Rahatsızlık değildi bu. Başka bir şeydi. Gerginlik olabilir miydi?
Değildi. Utanç?
Belki.
“Arkadaşınsa, niye yaptığını bilmen gerekmez miydi?” diye sordu. Asıl sorguya çekilen bendim şu an. Hem de öyle sakin ve güçlü bir ses tonuyla soruyordu ki, ne sorsa cevaplamak zorundaymışım gibi hissediyordum. Ama ifademi bozmamaya çalışarak cevap verdim:
“O kadar yakın değildik. Siz aynı bölümde değil miydiniz? Sen biliyor musun neden yaptığını?”
Birkaç saniye boyunca gözlerine baktım. Yine, gözünü kırpmadan, sanki gözlerimin arkasındaki bir şeyleri bulmaya çalışır gibi baktı.
“Hayır. Ben tanımıyordum Pınar’ı. Hiç konuşmadık şimdiye kadar.”
İnanayım mı yani şimdi buna? Ama öyle kendinden emin söylemişti ki, inanmak istedim.
“Anladım,” dedim. Başka bir şey demeden arkamı dönüp yürümeye başladım. Günüm iyice garip bir hal almaya başlamıştı. Tam uzaklaşırken, söylediği şeyle bir kez daha durdum.
“Ayağına ne oldu?”
Bilmem, ne olmuş ayağıma? Yarı dönerek, “Bir şey olmadı,” dedim.

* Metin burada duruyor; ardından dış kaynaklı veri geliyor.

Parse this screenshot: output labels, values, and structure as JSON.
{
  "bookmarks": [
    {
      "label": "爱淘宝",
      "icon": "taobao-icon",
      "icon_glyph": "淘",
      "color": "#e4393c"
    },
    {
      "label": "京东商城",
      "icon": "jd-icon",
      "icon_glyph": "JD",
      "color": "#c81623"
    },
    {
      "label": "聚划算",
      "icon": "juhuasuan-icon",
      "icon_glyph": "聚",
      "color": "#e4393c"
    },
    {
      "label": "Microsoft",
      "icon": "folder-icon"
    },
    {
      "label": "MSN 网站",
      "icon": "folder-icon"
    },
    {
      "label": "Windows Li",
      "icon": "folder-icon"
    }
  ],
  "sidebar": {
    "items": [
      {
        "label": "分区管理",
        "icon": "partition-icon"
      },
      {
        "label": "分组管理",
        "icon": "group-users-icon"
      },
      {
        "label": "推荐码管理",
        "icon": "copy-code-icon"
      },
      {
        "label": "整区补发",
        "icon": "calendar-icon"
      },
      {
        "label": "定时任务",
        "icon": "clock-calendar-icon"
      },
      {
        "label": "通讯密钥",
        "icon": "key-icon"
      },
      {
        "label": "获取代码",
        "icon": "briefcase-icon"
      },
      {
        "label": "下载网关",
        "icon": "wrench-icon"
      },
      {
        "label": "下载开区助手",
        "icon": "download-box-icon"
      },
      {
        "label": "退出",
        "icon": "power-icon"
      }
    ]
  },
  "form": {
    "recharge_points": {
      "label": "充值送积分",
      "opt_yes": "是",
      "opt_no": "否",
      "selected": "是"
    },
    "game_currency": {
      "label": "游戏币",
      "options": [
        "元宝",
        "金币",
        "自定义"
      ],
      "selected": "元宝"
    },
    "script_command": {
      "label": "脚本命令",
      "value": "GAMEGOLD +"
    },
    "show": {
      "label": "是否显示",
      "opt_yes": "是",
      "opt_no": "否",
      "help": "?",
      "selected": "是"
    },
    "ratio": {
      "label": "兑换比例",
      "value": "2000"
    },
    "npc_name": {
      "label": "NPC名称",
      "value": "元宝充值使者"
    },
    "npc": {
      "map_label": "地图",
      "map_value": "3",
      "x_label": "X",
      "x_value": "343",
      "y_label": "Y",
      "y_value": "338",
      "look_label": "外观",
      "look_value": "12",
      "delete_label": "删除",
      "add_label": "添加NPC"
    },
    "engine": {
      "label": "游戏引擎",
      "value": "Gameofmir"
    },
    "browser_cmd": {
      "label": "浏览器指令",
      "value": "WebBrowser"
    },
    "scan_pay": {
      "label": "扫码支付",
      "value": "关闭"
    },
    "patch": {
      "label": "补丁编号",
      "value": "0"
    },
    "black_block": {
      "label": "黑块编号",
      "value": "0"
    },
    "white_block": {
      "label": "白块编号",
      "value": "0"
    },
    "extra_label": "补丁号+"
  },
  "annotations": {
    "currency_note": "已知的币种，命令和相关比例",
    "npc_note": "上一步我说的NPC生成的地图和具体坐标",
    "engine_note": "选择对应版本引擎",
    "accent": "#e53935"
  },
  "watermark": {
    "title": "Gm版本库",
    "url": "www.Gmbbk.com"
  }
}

Kısa bir anlığına bakışlarını yüzümden çekip başıyla sağ ayağımı işaret etti.
Doğru ya sabah merdivenlerde takılmıştım. Ama kafamda yalnızca üç tane beyin hücresi kaldığından hafifçe topalladığımı bile unutmuştum.
“Ayağım takıldı sabah, burktum. Bir şey yok.”
Baktı bir süre bir şey demeden. Bu sefer ben de baktım. Ama yine dayanamayıp gözlerimi ilk kaçıran ben olmuştum. Bir tür oyun oynuyor gibiydi benimle. Ama bunu bile düşünecek halim yoktu. Üstünde daha sonra kafa yormaya karar verip arkamı dönüp ilerlemeye başladım. Uykusuzluktan gözlerim yanıyordu. Bir de burktuğumu hatırlayınca ayağımın ağrısını da hissetmeye başlamıştım. Bir an önce şu saçma sapan günü burada sonlandırmak istiyordum.
Ama yine olmadı. Bu sefer duyduğum cümle ise, olduğum yere çakılıp kalmama neden oldu:
“İstersen…sana yardım edebilirim.”
&&&&&&&&&&&&&&&&&&&&&&
Lilith, pek çok mitolojide farklı şekillerde yer bulmuş, Yahudi mitolojisinde ise Adem'in ilk eşi olarak bilinen bir figürdür. Adem'le eşitlik talep eden Lilith, cennetten kovulduktan sonra toplumsal normlara karşı duran, asi ve bağımsız bir kadın olarak tanınır. Hikâyesi, kadının bağımsızlık ve güç mücadelesinin simgesi olarak yorumlanır. Adı, genellikle güçlü, asi ve bazen karanlık bir karakterle özdeşleştirilir.
Arvandağ, tarıma elverişli, bereketli toprakların bulunduğu ve güçlü ailelerin etkili olduğu, yıl boyu sıcak ama yağışlı bir iklime sahip ülkenin doğusunda bulunan büyük bir şehirdir."
Habil ve Kabil, kutsal metinlerde geçen, insanlığın ilk kardeşleri olarak bilinen iki figürdür. Habil, çobanlık yaparken Kabil çiftçilikle uğraşır. İkisinin Tanrı’ya sunduğu kurbanlar arasında bir ayrım yapılmış, Habil’in kurbanı kabul edilirken Kabil’inki reddedilmiştir. Bunun sonucunda Kabil, kıskançlık ve öfkeye kapılarak kardeşi Habil’i öldürmüş, bu olay tarihteki ilk cinayet olarak kabul edilmiştir.